Article Preview
Top1. Introduction
With the rapid development of information and communication technology, people can easily share their opinions and get the latest news from social network platforms. Since these user-generated contents are not verified before being posted, people cannot tell if they are real or false. Thus, the unverified false messages are considered as rumors since they are annoying in various aspects of our daily lives. For example, people could receive messages that masquerade as being sent from the government or companies, asking to provide personal information. People can only tell if these messages are real or false by checking if the text contents are relevant or not. To distinguish real messages from false ones, rumor detection has been an increasingly important research topic in social media. Nowadays, third-party fact-checking services such as FactCheck.org and Snopes.com have been used for message verification. These fact-checking services usually require manual labeling which needs lots of human efforts. In the face of rapid information dissemination, these services alone cannot be effectively provided in time.
There could be numerous ways to disguise the unverified false messages or rumors as real messages. Since it’s very common to post images and texts in the same post in social media, in this paper we define rumors as the message type when there’s mismatch between multimedia contents and the surrounding texts. Our research problem for rumor detection is defined as: given a social media post with images and their corresponding surrounding texts, we want to determine if there’s a mismatch between semantic information in the images and the surrounding texts. In recent research, deep learning methods are widely used to construct the model and to learn features for rumor detection. For example, as the baseline in our experiments, the method proposed by Jin et. al (2017) utilized a RNN with attention mechanism (att-RNN) to fuse multimodal features, including texts and images. They achieved an accuracy of 68.2% for the Twitter dataset in MediaEval task. The visual neuron attention mechanism gives each neuron different weights for different words. However, the relations between image visual features and text features are not well-addressed. In order to better address the relations between images and the surrounding texts, in this paper, we propose to improve rumor detection by image captioning and multi-cell RNNs with self-attention. Firstly, it’s very important if we can aggregate multimodal contents as an effective feature to tell the mismatch between texts and images. Instead of simply adjusting weights of different visual features by the attention mechanism from the RNN results of texts, we first translate images into the most relevant caption words as a more coherent way of feature representation. This helps to closely connect the semantic meanings of images and texts. Secondly, we design a novel type of multi-cell bidirectional RNNs which combine self-attention mechanism for identifying more important features from different sources. Finally, different feature fusion approaches are used to improve the performance of rumor detection.

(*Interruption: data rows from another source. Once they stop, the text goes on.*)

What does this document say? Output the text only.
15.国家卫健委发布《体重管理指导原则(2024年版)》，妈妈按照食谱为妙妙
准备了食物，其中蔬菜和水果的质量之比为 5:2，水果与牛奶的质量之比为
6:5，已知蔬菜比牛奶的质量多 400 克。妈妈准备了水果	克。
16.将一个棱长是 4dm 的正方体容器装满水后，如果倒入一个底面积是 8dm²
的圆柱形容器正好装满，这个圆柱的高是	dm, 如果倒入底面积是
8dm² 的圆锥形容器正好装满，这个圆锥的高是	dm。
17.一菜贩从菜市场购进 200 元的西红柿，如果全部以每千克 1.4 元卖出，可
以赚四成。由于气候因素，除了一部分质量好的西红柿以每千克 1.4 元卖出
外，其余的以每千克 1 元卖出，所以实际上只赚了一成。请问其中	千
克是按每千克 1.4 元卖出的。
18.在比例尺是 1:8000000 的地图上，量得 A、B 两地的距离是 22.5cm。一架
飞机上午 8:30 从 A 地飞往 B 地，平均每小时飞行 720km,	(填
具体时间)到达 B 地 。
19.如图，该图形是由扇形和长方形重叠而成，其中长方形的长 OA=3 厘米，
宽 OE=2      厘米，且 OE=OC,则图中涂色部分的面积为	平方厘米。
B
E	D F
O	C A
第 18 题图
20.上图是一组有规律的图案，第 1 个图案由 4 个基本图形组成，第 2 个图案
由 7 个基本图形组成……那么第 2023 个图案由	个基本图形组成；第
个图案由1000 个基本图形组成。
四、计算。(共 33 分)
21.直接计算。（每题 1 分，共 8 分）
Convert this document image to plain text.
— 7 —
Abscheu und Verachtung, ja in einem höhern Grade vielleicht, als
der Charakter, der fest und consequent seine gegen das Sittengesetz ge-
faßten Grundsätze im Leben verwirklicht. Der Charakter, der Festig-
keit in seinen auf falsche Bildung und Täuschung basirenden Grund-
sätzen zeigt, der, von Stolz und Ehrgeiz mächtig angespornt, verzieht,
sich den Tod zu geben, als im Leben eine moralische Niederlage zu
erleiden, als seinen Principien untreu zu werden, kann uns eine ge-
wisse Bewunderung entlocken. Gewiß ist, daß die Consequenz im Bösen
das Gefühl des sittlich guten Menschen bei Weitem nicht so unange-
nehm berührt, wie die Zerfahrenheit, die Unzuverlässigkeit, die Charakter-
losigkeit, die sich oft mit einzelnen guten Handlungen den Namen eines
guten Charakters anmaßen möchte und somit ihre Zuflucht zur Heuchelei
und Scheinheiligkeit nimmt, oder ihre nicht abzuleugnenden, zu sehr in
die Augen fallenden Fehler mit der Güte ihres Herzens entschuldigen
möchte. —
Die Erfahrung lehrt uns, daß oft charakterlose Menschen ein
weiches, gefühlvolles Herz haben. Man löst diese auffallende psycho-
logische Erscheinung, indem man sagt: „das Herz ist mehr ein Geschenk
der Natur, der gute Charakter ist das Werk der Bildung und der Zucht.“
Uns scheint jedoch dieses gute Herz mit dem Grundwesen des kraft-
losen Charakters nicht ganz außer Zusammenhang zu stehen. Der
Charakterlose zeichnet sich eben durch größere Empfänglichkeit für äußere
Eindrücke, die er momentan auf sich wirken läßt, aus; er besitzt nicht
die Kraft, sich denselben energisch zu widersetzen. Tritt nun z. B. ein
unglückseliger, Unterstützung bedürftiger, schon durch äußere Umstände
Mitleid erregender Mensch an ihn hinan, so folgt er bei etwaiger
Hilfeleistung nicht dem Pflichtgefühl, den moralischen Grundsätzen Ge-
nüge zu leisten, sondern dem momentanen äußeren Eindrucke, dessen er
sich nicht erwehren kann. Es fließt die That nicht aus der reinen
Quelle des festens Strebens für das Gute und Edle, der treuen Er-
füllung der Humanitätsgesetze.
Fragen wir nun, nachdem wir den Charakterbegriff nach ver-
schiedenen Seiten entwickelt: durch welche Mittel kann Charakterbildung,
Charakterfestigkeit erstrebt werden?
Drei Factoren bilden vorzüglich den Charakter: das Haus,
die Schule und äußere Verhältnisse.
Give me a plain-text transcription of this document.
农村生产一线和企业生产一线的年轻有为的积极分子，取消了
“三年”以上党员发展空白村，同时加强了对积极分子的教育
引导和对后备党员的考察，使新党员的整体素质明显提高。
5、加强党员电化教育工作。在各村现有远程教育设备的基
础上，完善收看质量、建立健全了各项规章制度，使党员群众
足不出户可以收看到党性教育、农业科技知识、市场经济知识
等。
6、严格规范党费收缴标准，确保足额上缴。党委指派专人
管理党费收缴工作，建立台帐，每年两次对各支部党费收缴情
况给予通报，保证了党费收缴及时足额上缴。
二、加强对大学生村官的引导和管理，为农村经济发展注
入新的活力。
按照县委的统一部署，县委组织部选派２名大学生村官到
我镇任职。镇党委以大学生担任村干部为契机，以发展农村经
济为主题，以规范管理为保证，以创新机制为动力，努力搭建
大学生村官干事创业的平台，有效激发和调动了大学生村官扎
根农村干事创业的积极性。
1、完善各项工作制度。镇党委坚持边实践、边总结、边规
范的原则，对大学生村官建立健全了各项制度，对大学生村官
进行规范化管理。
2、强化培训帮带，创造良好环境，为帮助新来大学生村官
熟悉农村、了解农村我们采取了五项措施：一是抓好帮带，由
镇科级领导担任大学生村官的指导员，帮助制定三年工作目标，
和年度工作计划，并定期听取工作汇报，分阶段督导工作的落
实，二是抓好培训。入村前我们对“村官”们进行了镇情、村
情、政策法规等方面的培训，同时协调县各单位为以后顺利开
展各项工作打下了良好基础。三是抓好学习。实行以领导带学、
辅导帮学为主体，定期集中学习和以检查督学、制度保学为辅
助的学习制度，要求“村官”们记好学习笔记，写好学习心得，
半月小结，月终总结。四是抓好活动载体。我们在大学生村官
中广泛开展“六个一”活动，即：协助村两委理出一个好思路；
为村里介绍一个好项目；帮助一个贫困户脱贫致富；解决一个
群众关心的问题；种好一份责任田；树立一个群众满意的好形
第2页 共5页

The main contributions of this paper are as follows: Firstly, we propose a novel multimodal feature fusion approach to rumor detection based on image captioning model that represents image semantics in textual descriptions. The sequence-to-sequence model can extract more meaningful descriptions from images than simple convolutional approaches. To the best of our knowledge, our proposed method is the first to apply image captioning in extracting image semantics for rumor detection. Secondly, instead of one single layer which might not fully capture the relations among words, we design a novel way of stacking bidirectional RNNs called Multi-cell Bi-RNN, which adds more cells in each individual direction of forward and backward passes to learn more deeply in each neuron. A better performance can be obtained than the baseline model. This shows the potential of our proposed approach to rumor detection.
The rest of the paper is structured as follows: In Sec. 2, we provide a review of related previous research works. Then the proposed method is presented and discussed in Sec.3. In Sec.4, we show the experimental results and compare with existing methods. Finally, we conclude the paper in Sec.5.